Youre getting a lot of work done and being productive so dont be too hard on yourself re the word count. Art is very subjective. I once paid someone to give an appraisal of my novel, the second one I wrote, and it was clear to me, apart from some grammar issues which I agreed with, I believed they misunderstood parts of it. I just didn't agree with what they said. It was a YA book though so a middle aged persons opinion was not the best one. Actually I just had an 8 yo read my first novel and he loved it. Pity we cant get the target audience to give the ok.

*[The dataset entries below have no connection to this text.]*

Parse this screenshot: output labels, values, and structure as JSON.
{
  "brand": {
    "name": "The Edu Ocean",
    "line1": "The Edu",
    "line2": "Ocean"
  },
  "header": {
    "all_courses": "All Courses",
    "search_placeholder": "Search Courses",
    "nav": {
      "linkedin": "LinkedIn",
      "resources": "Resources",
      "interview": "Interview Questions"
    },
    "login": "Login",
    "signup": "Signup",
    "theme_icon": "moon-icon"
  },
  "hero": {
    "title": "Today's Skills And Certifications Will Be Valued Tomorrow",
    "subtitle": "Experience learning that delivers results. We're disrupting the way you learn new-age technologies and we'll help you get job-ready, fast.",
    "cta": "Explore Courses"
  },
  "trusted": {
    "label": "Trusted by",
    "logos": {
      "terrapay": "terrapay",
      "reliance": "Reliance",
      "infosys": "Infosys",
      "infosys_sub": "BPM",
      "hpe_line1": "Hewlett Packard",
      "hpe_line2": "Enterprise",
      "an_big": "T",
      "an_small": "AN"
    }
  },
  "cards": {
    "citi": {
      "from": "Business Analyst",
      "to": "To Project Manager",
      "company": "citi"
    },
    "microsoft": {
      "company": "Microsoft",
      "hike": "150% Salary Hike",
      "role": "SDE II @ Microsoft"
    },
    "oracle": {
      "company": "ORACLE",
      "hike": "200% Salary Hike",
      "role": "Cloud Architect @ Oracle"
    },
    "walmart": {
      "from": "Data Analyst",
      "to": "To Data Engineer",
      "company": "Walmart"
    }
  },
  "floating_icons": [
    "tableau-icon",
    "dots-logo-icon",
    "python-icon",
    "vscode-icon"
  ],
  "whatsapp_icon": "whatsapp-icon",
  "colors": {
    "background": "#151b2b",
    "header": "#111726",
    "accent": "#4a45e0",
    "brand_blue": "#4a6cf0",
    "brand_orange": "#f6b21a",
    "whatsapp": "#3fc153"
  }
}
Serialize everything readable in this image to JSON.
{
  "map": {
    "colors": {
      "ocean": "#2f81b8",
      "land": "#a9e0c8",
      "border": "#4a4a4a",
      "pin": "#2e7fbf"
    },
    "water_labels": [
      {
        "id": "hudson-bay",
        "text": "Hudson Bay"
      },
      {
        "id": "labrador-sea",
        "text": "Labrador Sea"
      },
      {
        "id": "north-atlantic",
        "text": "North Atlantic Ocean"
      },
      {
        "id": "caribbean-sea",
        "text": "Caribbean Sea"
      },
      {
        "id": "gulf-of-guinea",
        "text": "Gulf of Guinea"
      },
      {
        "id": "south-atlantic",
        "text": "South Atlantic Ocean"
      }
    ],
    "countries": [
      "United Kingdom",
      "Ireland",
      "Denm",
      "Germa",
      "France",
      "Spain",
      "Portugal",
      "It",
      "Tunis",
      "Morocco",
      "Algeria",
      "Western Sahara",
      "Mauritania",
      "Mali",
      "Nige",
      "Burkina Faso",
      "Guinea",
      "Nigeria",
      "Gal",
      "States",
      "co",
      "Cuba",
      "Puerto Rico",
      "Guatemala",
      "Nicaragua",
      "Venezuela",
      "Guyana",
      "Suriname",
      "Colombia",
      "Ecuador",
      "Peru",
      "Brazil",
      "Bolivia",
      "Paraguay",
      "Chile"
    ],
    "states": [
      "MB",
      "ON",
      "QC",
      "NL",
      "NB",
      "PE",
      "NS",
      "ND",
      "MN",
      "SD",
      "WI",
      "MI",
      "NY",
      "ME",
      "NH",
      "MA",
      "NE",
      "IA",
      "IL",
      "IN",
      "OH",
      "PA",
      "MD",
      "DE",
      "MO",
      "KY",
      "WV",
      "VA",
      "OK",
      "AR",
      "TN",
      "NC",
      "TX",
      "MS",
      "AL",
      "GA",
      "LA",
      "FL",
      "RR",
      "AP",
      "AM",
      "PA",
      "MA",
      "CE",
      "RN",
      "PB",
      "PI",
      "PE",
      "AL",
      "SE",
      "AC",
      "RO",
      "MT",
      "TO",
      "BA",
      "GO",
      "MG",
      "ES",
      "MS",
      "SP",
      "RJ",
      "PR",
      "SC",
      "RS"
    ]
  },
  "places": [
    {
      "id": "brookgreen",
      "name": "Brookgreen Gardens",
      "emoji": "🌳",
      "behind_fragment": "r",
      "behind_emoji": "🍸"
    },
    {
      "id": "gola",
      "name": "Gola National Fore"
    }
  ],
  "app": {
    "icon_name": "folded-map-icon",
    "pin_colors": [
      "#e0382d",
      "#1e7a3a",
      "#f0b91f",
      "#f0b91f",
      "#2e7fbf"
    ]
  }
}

Long story short, trust your own judgment.

Graham Clements said...

Anthony, getting the right target audience to critique my writing is part of the problem. I had no problems asking Chris and two of the people at the Writers Forum to critique the story because they write fantasy, which is what my story is. But with my science fiction stories it has always been hard to find Australian science fiction writers to critique my writing. In the various writing courses I have done, an ignorance that leads to a snobbery against science fiction prevailed with most of the other writers avoiding critiquing it. (While I had to put up with critiquing endless biographical stories where nothing happened.)I am still looking for an online Victorian science fiction critiquing group. I have used, but I would prefer something less anonymous. But unless I decide to go back to redraft a novella, I won't have anything for people to critique for a few months as I am only about 20,000 words into redrafting a novel at the moment.